Bosnian Jews are putting together an archive for an eventual museum

The Jewish community of Bosnia and Herzegovina is working to establish a Jewish history museum in the country.
They are currently collecting an archive of Balkan Jewish history, including documents, photographs, artifacts and genealogies for the future museum space and preserve forever the story of Bosnian Jews.
Today, at most 900 Jews live in Bosnia and Herzegovina, around 500 in the capital Sarajevo. But before the Holocaust, Sarajevo was about 20% Jewish and known lovingly as “little Jerusalem” for its variety of synagogues, mosques and churches — both Catholic and Orthodox — all in close proximity.
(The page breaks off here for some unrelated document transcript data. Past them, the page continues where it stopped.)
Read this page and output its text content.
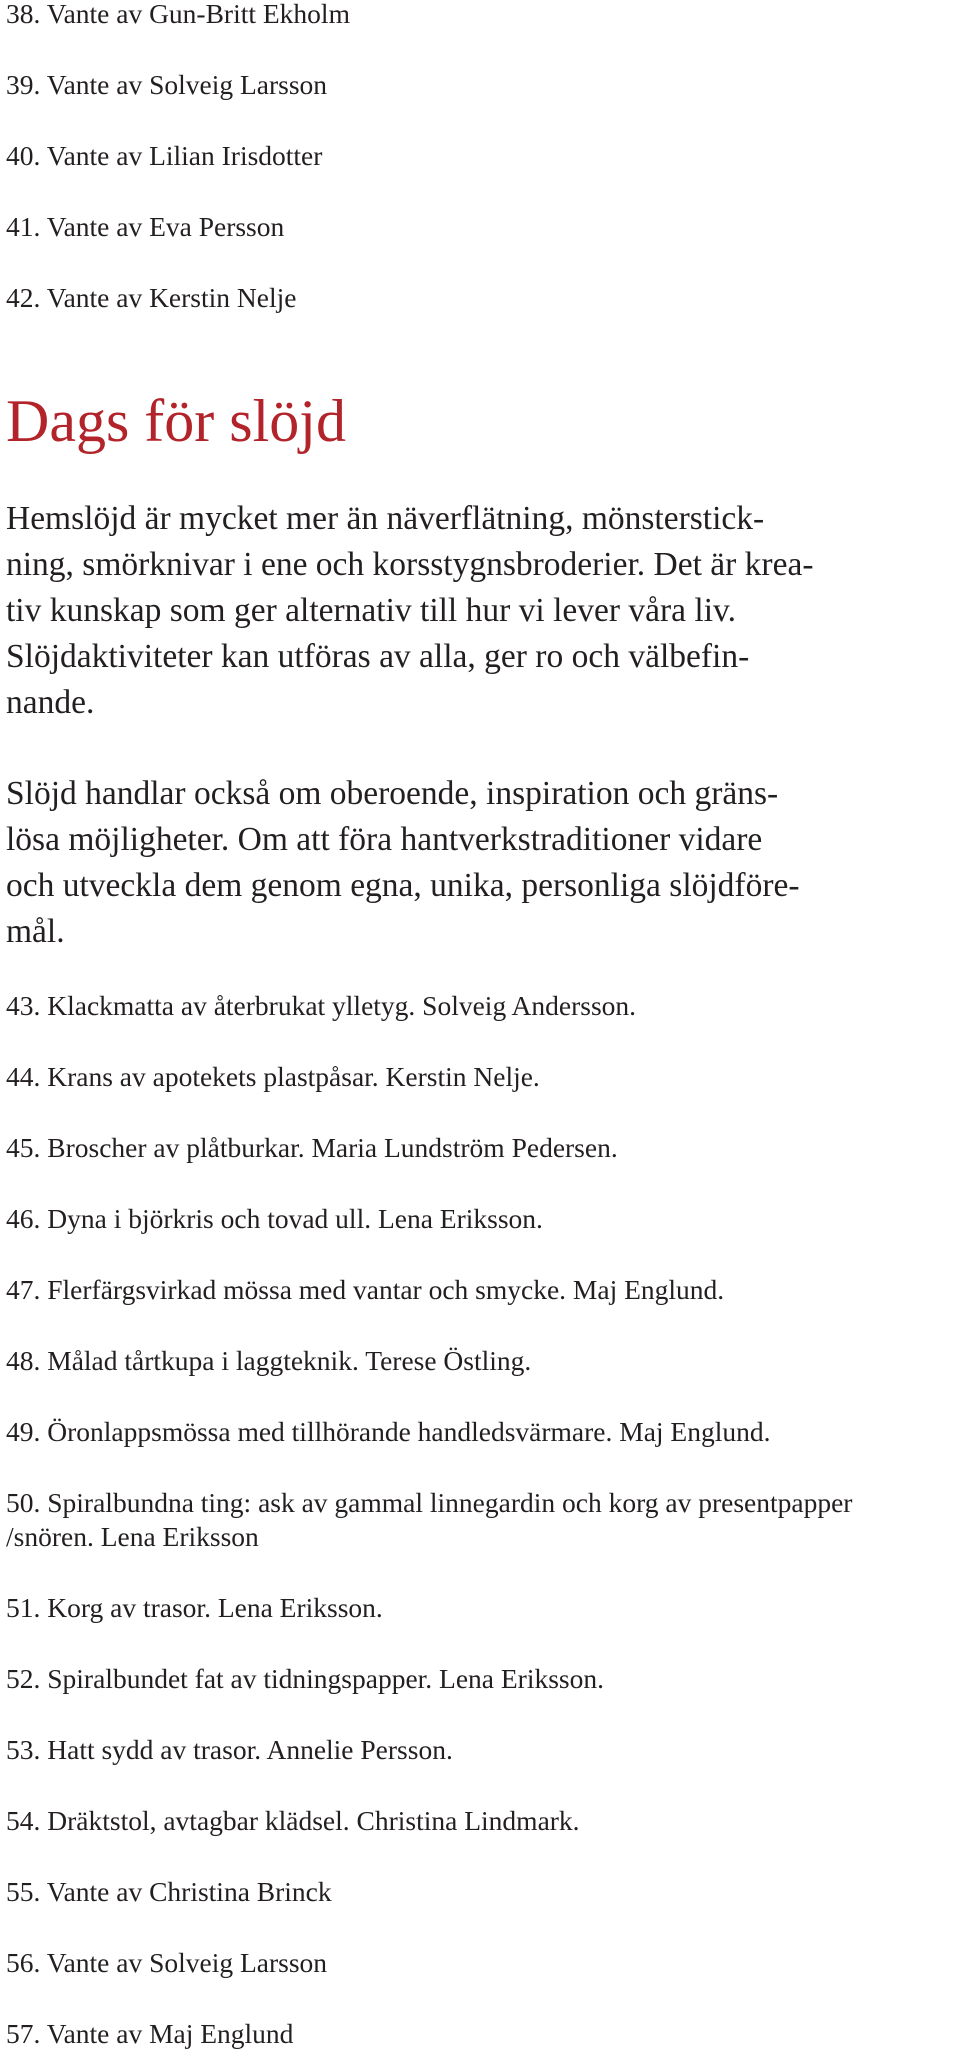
38. Vante av Gun-Britt Ekholm
39. Vante av Solveig Larsson
40. Vante av Lilian Irisdotter
41. Vante av Eva Persson
42. Vante av Kerstin Nelje
Dags för slöjd
Hemslöjd är mycket mer än näverflätning, mönsterstick-
ning, smörknivar i ene och korsstygnsbroderier. Det är krea-
tiv kunskap som ger alternativ till hur vi lever våra liv.
Slöjdaktiviteter kan utföras av alla, ger ro och välbefin-
nande.
Slöjd handlar också om oberoende, inspiration och gräns-
lösa möjligheter. Om att föra hantverkstraditioner vidare
och utveckla dem genom egna, unika, personliga slöjdföre-
mål.
43. Klackmatta av återbrukat ylletyg. Solveig Andersson.
44. Krans av apotekets plastpåsar. Kerstin Nelje.
45. Broscher av plåtburkar. Maria Lundström Pedersen.
46. Dyna i björkris och tovad ull. Lena Eriksson.
47. Flerfärgsvirkad mössa med vantar och smycke. Maj Englund.
48. Målad tårtkupa i laggteknik. Terese Östling.
49. Öronlappsmössa med tillhörande handledsvärmare. Maj Englund.
50. Spiralbundna ting: ask av gammal linnegardin och korg av presentpapper
/snören. Lena Eriksson
51. Korg av trasor. Lena Eriksson.
52. Spiralbundet fat av tidningspapper. Lena Eriksson.
53. Hatt sydd av trasor. Annelie Persson.
54. Dräktstol, avtagbar klädsel. Christina Lindmark.
55. Vante av Christina Brinck
56. Vante av Solveig Larsson
57. Vante av Maj Englund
Sephardic Jews first arrived in the region during the time of the Ottoman Empire, after fleeing the Spanish Inquisition. Ashkenazi Jews followed suit when the area fell under Austro-Hungarian rule in the 1870s.
The Holocaust, which in western Yugoslavia was implemented by Ustaše — a brutal Nazi puppet regime — decimated Bosnia’s Jewish community. Less than 40 years later, the Bosnian War, another genocidal conflict which broke out during the dissolution of Yugoslavia in the 1990s, caused many of those who remained to emigrate to Israel and beyond.